Standard disclaimer: I am an "involuntary DBA" (a nice phrase I saw in this article) and have done lots and lots and lots and lots and lots of reading on this subject, but am still confused/concerned...
I need to change the recovery model of several SQL Server 2014 production databases from Full to Simple.
The databases are currently set to Full Recovery and were being backed-up using SqlBackupAndFTP, which would do a daily full backup, with 3 differential backups and 20 transaction backups each day. This was working fine until we had huge problems with the company providing FTP-based storage.
About 3 months ago I switched to using Attix5 which is working well - however, I've now discovered that due to the way the software works the transaction logs are as big as the data files (in one case over 14Gb against a 13Gb data file).
I have been recommended to switch the recovery model to Simple, so that the transaction log doesn't grow.
I know that having Simple Recovery will not provide point-in-time restoration - that is absolutely fine, as full backups are taking place hourly and we are "happy to lose" anything that might have happened in the previous 1-59 minutes.

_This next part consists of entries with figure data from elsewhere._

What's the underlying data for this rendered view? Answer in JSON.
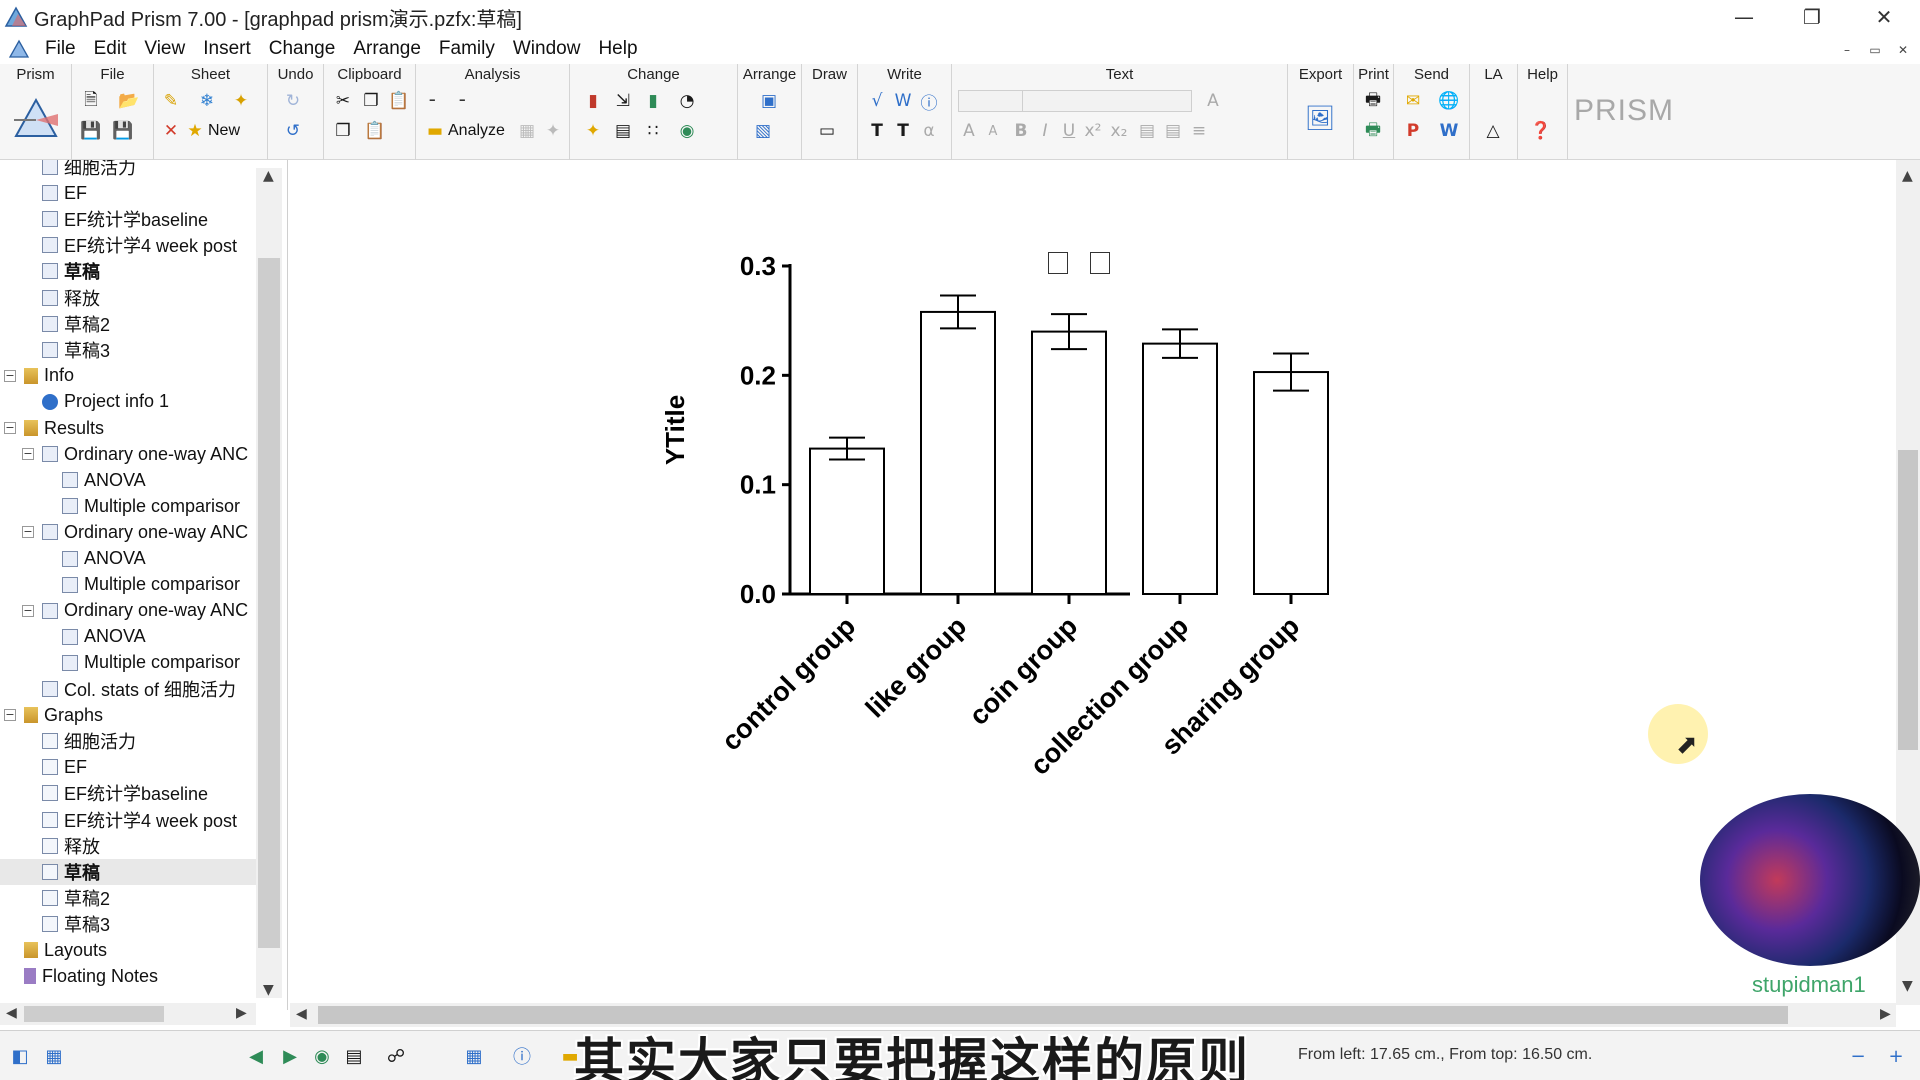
{
  "window": {
    "title": "GraphPad Prism 7.00 - [graphpad prism演示.pzfx:草稿]"
  },
  "menu": [
    "File",
    "Edit",
    "View",
    "Insert",
    "Change",
    "Arrange",
    "Family",
    "Window",
    "Help"
  ],
  "ribbon_groups": [
    "Prism",
    "File",
    "Sheet",
    "Undo",
    "Clipboard",
    "Analysis",
    "Change",
    "Arrange",
    "Draw",
    "Write",
    "Text",
    "Export",
    "Print",
    "Send",
    "LA",
    "Help"
  ],
  "ribbon": {
    "new_label": "New",
    "analyze_label": "Analyze",
    "prism_logo": "PRISM"
  },
  "navigator": {
    "items": [
      {
        "label": "细胞活力",
        "level": 2,
        "icon": "data-table-icon",
        "bold": false
      },
      {
        "label": "EF",
        "level": 2,
        "icon": "data-table-icon",
        "bold": false
      },
      {
        "label": "EF统计学baseline",
        "level": 2,
        "icon": "data-table-icon",
        "bold": false
      },
      {
        "label": "EF统计学4 week post",
        "level": 2,
        "icon": "data-table-icon",
        "bold": false
      },
      {
        "label": "草稿",
        "level": 2,
        "icon": "data-table-icon",
        "bold": true
      },
      {
        "label": "释放",
        "level": 2,
        "icon": "data-table-icon",
        "bold": false
      },
      {
        "label": "草稿2",
        "level": 2,
        "icon": "data-table-icon",
        "bold": false
      },
      {
        "label": "草稿3",
        "level": 2,
        "icon": "data-table-icon",
        "bold": false
      },
      {
        "label": "Info",
        "level": 1,
        "icon": "folder-icon",
        "bold": false,
        "expander": "−"
      },
      {
        "label": "Project info 1",
        "level": 2,
        "icon": "info-icon",
        "bold": false
      },
      {
        "label": "Results",
        "level": 1,
        "icon": "folder-icon",
        "bold": false,
        "expander": "−"
      },
      {
        "label": "Ordinary one-way ANC",
        "level": 2,
        "icon": "results-icon",
        "bold": false,
        "expander": "−"
      },
      {
        "label": "ANOVA",
        "level": 3,
        "icon": "results-icon",
        "bold": false
      },
      {
        "label": "Multiple comparisor",
        "level": 3,
        "icon": "results-icon",
        "bold": false
      },
      {
        "label": "Ordinary one-way ANC",
        "level": 2,
        "icon": "results-icon",
        "bold": false,
        "expander": "−"
      },
      {
        "label": "ANOVA",
        "level": 3,
        "icon": "results-icon",
        "bold": false
      },
      {
        "label": "Multiple comparisor",
        "level": 3,
        "icon": "results-icon",
        "bold": false
      },
      {
        "label": "Ordinary one-way ANC",
        "level": 2,
        "icon": "results-icon",
        "bold": false,
        "expander": "−"
      },
      {
        "label": "ANOVA",
        "level": 3,
        "icon": "results-icon",
        "bold": false
      },
      {
        "label": "Multiple comparisor",
        "level": 3,
        "icon": "results-icon",
        "bold": false
      },
      {
        "label": "Col. stats of 细胞活力",
        "level": 2,
        "icon": "results-icon",
        "bold": false
      },
      {
        "label": "Graphs",
        "level": 1,
        "icon": "folder-icon",
        "bold": false,
        "expander": "−"
      },
      {
        "label": "细胞活力",
        "level": 2,
        "icon": "graph-icon",
        "bold": false
      },
      {
        "label": "EF",
        "level": 2,
        "icon": "graph-icon",
        "bold": false
      },
      {
        "label": "EF统计学baseline",
        "level": 2,
        "icon": "graph-icon",
        "bold": false
      },
      {
        "label": "EF统计学4 week post",
        "level": 2,
        "icon": "graph-icon",
        "bold": false
      },
      {
        "label": "释放",
        "level": 2,
        "icon": "graph-icon",
        "bold": false
      },
      {
        "label": "草稿",
        "level": 2,
        "icon": "graph-icon",
        "bold": true,
        "selected": true
      },
      {
        "label": "草稿2",
        "level": 2,
        "icon": "graph-icon",
        "bold": false
      },
      {
        "label": "草稿3",
        "level": 2,
        "icon": "graph-icon",
        "bold": false
      },
      {
        "label": "Layouts",
        "level": 1,
        "icon": "folder-icon",
        "bold": false
      },
      {
        "label": "Floating Notes",
        "level": 1,
        "icon": "notes-icon",
        "bold": false
      }
    ]
  },
  "chart_data": {
    "type": "bar",
    "title": "",
    "ylabel": "YTitle",
    "xlabel": "",
    "ylim": [
      0,
      0.3
    ],
    "yticks": [
      "0.0",
      "0.1",
      "0.2",
      "0.3"
    ],
    "categories": [
      "control group",
      "like group",
      "coin group",
      "collection group",
      "sharing group"
    ],
    "values": [
      0.133,
      0.258,
      0.24,
      0.229,
      0.203
    ],
    "error": [
      0.01,
      0.015,
      0.016,
      0.013,
      0.017
    ],
    "grid": false,
    "legend": "none",
    "bar_fill": "#ffffff",
    "bar_stroke": "#000000"
  },
  "statusbar": {
    "position_text": "From left: 17.65 cm., From top: 16.50 cm.",
    "subtitle": "其实大家只要把握这样的原则"
  },
  "watermark": "stupidman1"
}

My understanding is that I should set the recovery model to Simple and let the backup take place, which will set a checkpoint in the transaction log allowing for the space to be re-used.
However, I really need to shrink the transaction log to a sensible size (so that it's not taking up so much of the backup space), but I keep reading that shrinking is a bad idea. Or am I getting the wrong end of the stick?
If I shrink the transaction log down to around 25Mb (which should easily be big enough for a single hourly set of transaction) using the following command, is that enough?
DBCC SHRINKFILE('log file name',25)
(I'm really sorry to be asking something that appears to have been asked a zillion times before, but this is not something I can get wrong.)